You know that you want them, you know that they are awesome, and you know that they might cost more, but what, exactly, are polarized sunglasses? Are they really worth the hype and extra cash?
On a basic level, a polarized lens has a chemical film that reduces glare by filtering intense light that is reflected off of a flat surface. Sure. Ok. So, what does that mean?
It all starts with the sun and light. We need them; we love them; they’re great. Light waves emitted by the sun vibrate in many different directions. When light waves align on a single plane, they are polarized, and they are significantly intensified, producing distracting glare. This happens when the light waves reflect off of a flat surface like a road, a windshield, or a body of water. The light waves align to match the surface angle of whatever they hit, so a horizontal surface like a lake will produce horizontally polarized light, causing intense glare that makes it impossible to see below the surface of the water.

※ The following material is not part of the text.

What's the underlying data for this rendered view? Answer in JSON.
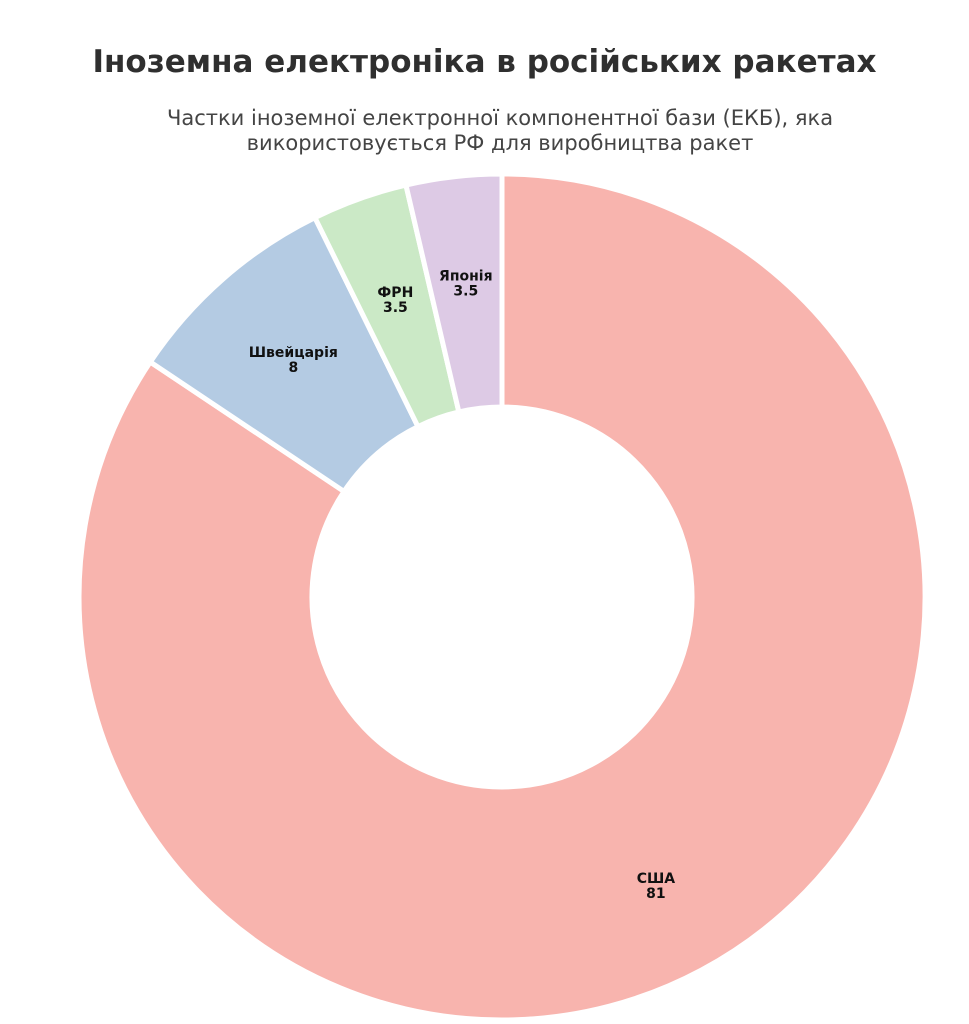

Polarized lenses are coated with a harmless chemical film that contains molecules that align to filter out the horizontally polarized light so that you can see through the distracting glare.
So, are they really worth it? Boaters and anglers certainly think so, as polarized lenses enable them to see below the surface of the water. Some manufacturers like Costa Del Mar and Native Eyewear strive to develop and deliver some of the most innovative and effective polarized lenses on the market, appealing particularly to water sports enthusiasts. Polarized lenses are also helpful when driving and cycling in conditions that will likely produce horizontally polarized light and glare. In some cases, however, they are not necessary. Consider the type of glare you may encounter to determine whether or not you need polarized sunglasses.
I’m not a scientist, and I’m pretty sure I would have failed physics, if I’d ever bothered to take it. So, here are my sources:
“Polarization.” Light Waves and Color – Lesson 1 – How Do We Know Light Is a Wave? The Physics Classroom, 2016. Web. 16 Apr. 2016.
Tyson, Jeff. “How Sunglasses Work.” Science: Everyday Inventions. HowStuffWorks, 14 July 2000. Web. 15 Apr. 2016.